Tuż przed wyjazdem do Warszawy Sikorski – jeszcze w charakterze przyszłego członka nowo powstałego rządu – spotkał się w Białym Domu z Dickiem Cheneyem. Wciąż była mowa o przyjaźni i współpracy, ale w wypowiedziach Sikorskiego pojawiły się też pierwsze oznaki nowej polskiej postawy. Mówił, że polska nie może dokładać do sojuszu z Ameryką, że potrzeby modernizacyjne naszej armii nie mogą zostać zaniedbane z powodu naszego uczestnictwa w takim czy innym przedsięwzięciu amerykańskim. Gdy parę miesięcy później Sikorski jako nowo wybrany szef MON przyjechał ze swą pierwszą oficjalną wizytą do Waszyngtonu, przyjaźń zeszła na daleki plan, ustępując biznesowi. Polski minister przywiózł ze sobą listę potrzeb polskiej armii. Jedną z nich było zaopatrzenie naszego systemu obrony powietrznej w wyrzutnie antyrakietowe Patriot. Rumsfeld przyjął listę i na tym w zasadzie się skończyło. Amerykanie niespecjalnie się palili do realizacji naszych kosztownych postulatów, tym bardziej że mieli akurat poważne problemy w Iraku.

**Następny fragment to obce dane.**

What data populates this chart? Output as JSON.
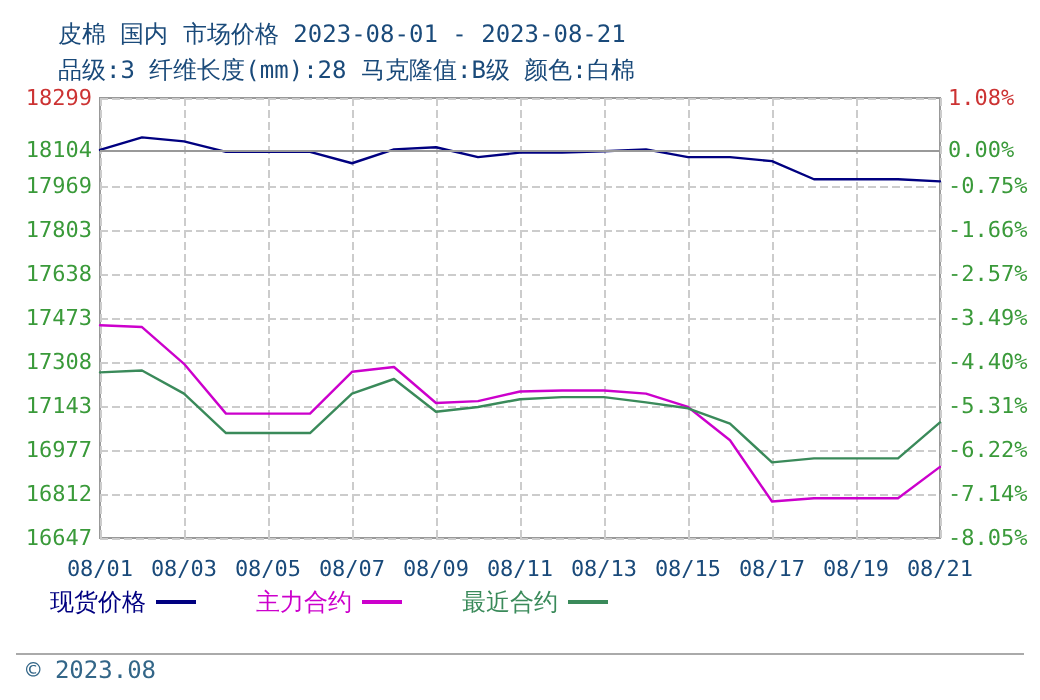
{
  "chart_data": {
    "type": "line",
    "title": "皮棉 国内 市场价格 2023-08-01 - 2023-08-21",
    "subtitle": "品级:3 纤维长度(mm):28 马克隆值:B级 颜色:白棉",
    "annotations": [
      "© 2023.08"
    ],
    "categories": [
      "08/01",
      null,
      "08/03",
      null,
      "08/05",
      null,
      "08/07",
      null,
      "08/09",
      null,
      "08/11",
      null,
      "08/13",
      null,
      "08/15",
      null,
      "08/17",
      null,
      "08/19",
      null,
      "08/21"
    ],
    "series": [
      {
        "name": "现货价格",
        "color": "#000080",
        "values": [
          18104,
          18151,
          18136,
          18097,
          18097,
          18097,
          18054,
          18106,
          18114,
          18077,
          18094,
          18094,
          18099,
          18106,
          18077,
          18077,
          18062,
          17994,
          17994,
          17994,
          17986
        ]
      },
      {
        "name": "主力合约",
        "color": "#cc00cc",
        "values": [
          17446,
          17439,
          17301,
          17114,
          17114,
          17114,
          17271,
          17289,
          17154,
          17161,
          17197,
          17201,
          17201,
          17189,
          17139,
          17014,
          16784,
          16796,
          16796,
          16796,
          16914
        ]
      },
      {
        "name": "最近合约",
        "color": "#3a8a5a",
        "values": [
          17269,
          17276,
          17189,
          17041,
          17041,
          17041,
          17189,
          17244,
          17121,
          17139,
          17168,
          17176,
          17176,
          17156,
          17134,
          17076,
          16931,
          16946,
          16946,
          16946,
          17081
        ]
      }
    ],
    "ylim": [
      16647,
      18299
    ],
    "yticks": [
      16647,
      16812,
      16977,
      17143,
      17308,
      17473,
      17638,
      17803,
      17969,
      18104,
      18299
    ],
    "y2lim": [
      -8.05,
      1.08
    ],
    "y2ticks": [
      {
        "value": -8.05,
        "label": "-8.05%"
      },
      {
        "value": -7.14,
        "label": "-7.14%"
      },
      {
        "value": -6.22,
        "label": "-6.22%"
      },
      {
        "value": -5.31,
        "label": "-5.31%"
      },
      {
        "value": -4.4,
        "label": "-4.40%"
      },
      {
        "value": -3.49,
        "label": "-3.49%"
      },
      {
        "value": -2.57,
        "label": "-2.57%"
      },
      {
        "value": -1.66,
        "label": "-1.66%"
      },
      {
        "value": -0.75,
        "label": "-0.75%"
      },
      {
        "value": 0,
        "label": "0.00%"
      },
      {
        "value": 1.08,
        "label": "1.08%"
      }
    ],
    "ref_lines": [
      {
        "axis": "y",
        "value": 18104,
        "color": "#999999"
      }
    ],
    "grid": true,
    "legend": "bottom",
    "marker": "none",
    "line_style": "solid"
  }
}
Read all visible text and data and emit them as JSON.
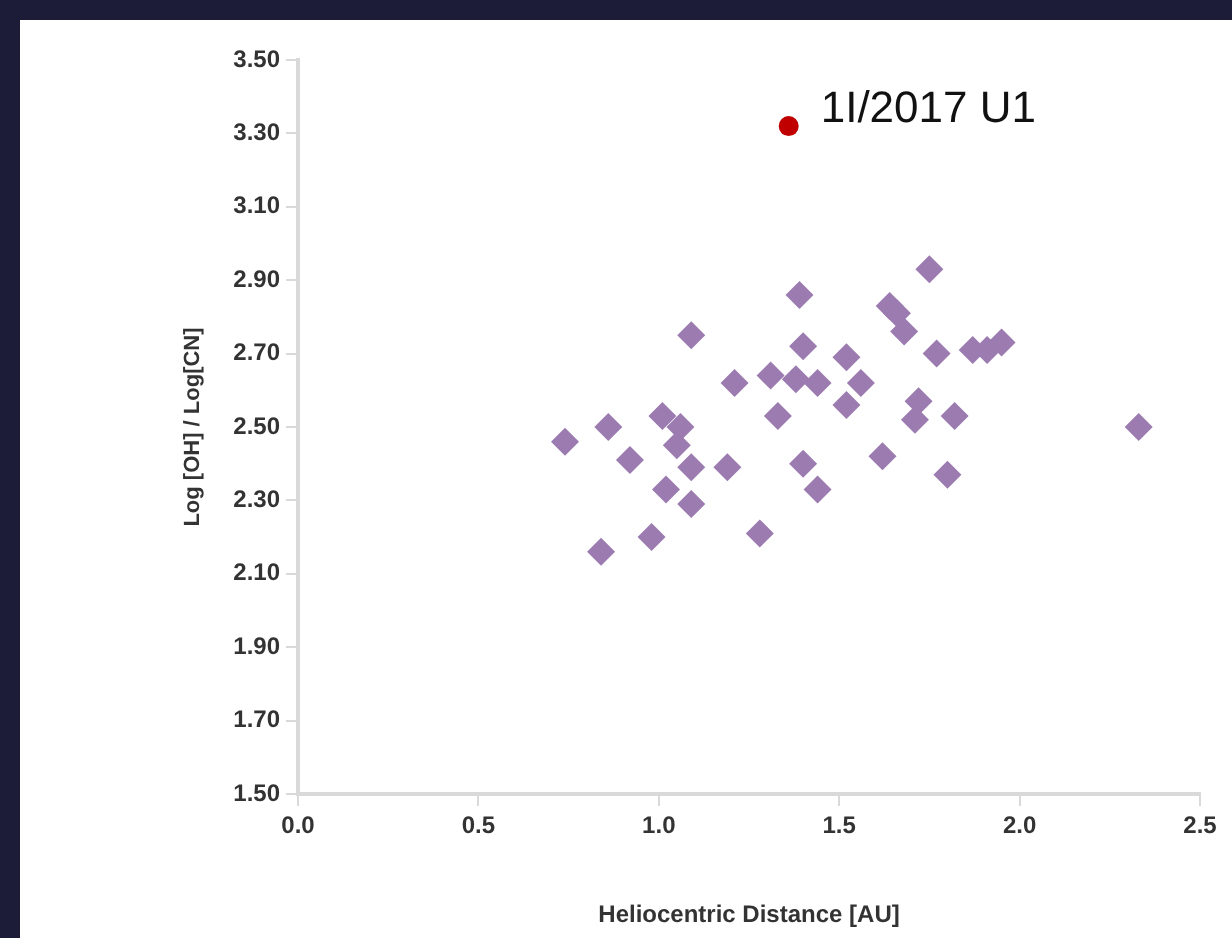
{
  "chart_data": {
    "type": "scatter",
    "xlabel": "Heliocentric Distance [AU]",
    "ylabel": "Log [OH] / Log[CN]",
    "xlim": [
      0,
      2.5
    ],
    "xticks": [
      {
        "value": 0,
        "label": "0.0"
      },
      {
        "value": 0.5,
        "label": "0.5"
      },
      {
        "value": 1,
        "label": "1.0"
      },
      {
        "value": 1.5,
        "label": "1.5"
      },
      {
        "value": 2,
        "label": "2.0"
      },
      {
        "value": 2.5,
        "label": "2.5"
      }
    ],
    "ylim": [
      1.5,
      3.5
    ],
    "yticks": [
      {
        "value": 1.5,
        "label": "1.50"
      },
      {
        "value": 1.7,
        "label": "1.70"
      },
      {
        "value": 1.9,
        "label": "1.90"
      },
      {
        "value": 2.1,
        "label": "2.10"
      },
      {
        "value": 2.3,
        "label": "2.30"
      },
      {
        "value": 2.5,
        "label": "2.50"
      },
      {
        "value": 2.7,
        "label": "2.70"
      },
      {
        "value": 2.9,
        "label": "2.90"
      },
      {
        "value": 3.1,
        "label": "3.10"
      },
      {
        "value": 3.3,
        "label": "3.30"
      },
      {
        "value": 3.5,
        "label": "3.50"
      }
    ],
    "grid": false,
    "legend": false,
    "series": [
      {
        "color": "#9b7bb0",
        "marker": "diamond",
        "x": [
          0.74,
          0.86,
          0.92,
          0.84,
          0.98,
          1.01,
          1.06,
          1.05,
          1.02,
          1.09,
          1.09,
          1.09,
          1.19,
          1.21,
          1.31,
          1.33,
          1.28,
          1.38,
          1.4,
          1.44,
          1.4,
          1.44,
          1.52,
          1.52,
          1.56,
          1.62,
          1.71,
          1.72,
          1.68,
          1.77,
          1.82,
          1.8,
          1.87,
          1.91,
          1.95,
          2.33,
          1.39,
          1.75,
          1.64,
          1.66
        ],
        "values": [
          2.46,
          2.5,
          2.41,
          2.16,
          2.2,
          2.53,
          2.5,
          2.45,
          2.33,
          2.39,
          2.29,
          2.75,
          2.39,
          2.62,
          2.64,
          2.53,
          2.21,
          2.63,
          2.72,
          2.62,
          2.4,
          2.33,
          2.69,
          2.56,
          2.62,
          2.42,
          2.52,
          2.57,
          2.76,
          2.7,
          2.53,
          2.37,
          2.71,
          2.71,
          2.73,
          2.5,
          2.86,
          2.93,
          2.83,
          2.81
        ]
      },
      {
        "color": "#c00000",
        "marker": "circle",
        "x": [
          1.36
        ],
        "values": [
          3.32
        ]
      }
    ],
    "annotations": [
      {
        "text": "1I/2017 U1",
        "x": 1.36,
        "y": 3.32
      }
    ]
  }
}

Nadal też nie za bardzo spieszyło im się z tarczą. – W latach 2005 – 2006 nastąpił pewien przestój w rozmowach z powodu braku decyzji po stronie amerykańskiej. Pentagon był pochłonięty sytuacją w Iraku oraz wewnętrznymi analizami i testami sprawności systemu. Sprawę ciągle odsuwano na później – wspomina ambasador Kupiecki.

Warszawa dawała wyraz swej frustracji kolejnymi przeciekami do mediów, w których przedstawiała coraz to nowe żądania. Same media dokładały do tego jeszcze swoje dwa grosze, nakręcając oczekiwania związane z tarczą. Jednocześnie wizerunek Ameryki w Polsce nieustannie się pogarszał. Po raz pierwszy w historii wolnej Polski antyamerykanizm stał się nośnym instrumentem medialnym i politycznym.

Gdy pod koniec 2006 roku Amerykanie zebrali się w sobie i przesłali w końcu do Warszawy wstępny zarys propozycji, mieli już do czynienia ze znacznie mniej entuzjastycznym odbiorcą i wrogo nastawioną opinią publiczną. A także z ministrem obrony narodowej, który już bez ogródek domagał się wymiernej rekompensaty za przyjęcie bazy.

A mimo to Amerykanie w swej wstępnej ofercie nie zamierzali oferować nic poza samą bazą, chcąc nawet obarczyć Polskę częścią związanych z nią kosztów. Byli przekonani, że sprawę uda się w miarę szybko załatwić i że wypowiedzi Sikorskiego to tylko pokerowe zagrywki. Utwierdzało ich w tym stanowisko samych braci Kaczyńskich.

– PiS miał wyraźną intencję, by doprowadzić sprawę do końca, choć musiał liczyć się z opozycją w postaci PO, a także wewnętrzną w osobie Radosława Sikorskiego. Wszystko, czego tak naprawdę oczekiwała wtedy Warszawa od Waszyngtonu, to była pomoc w przekonaniu opinii publicznej – mówi polski dyplomata, który woli nie ujawniać nazwiska.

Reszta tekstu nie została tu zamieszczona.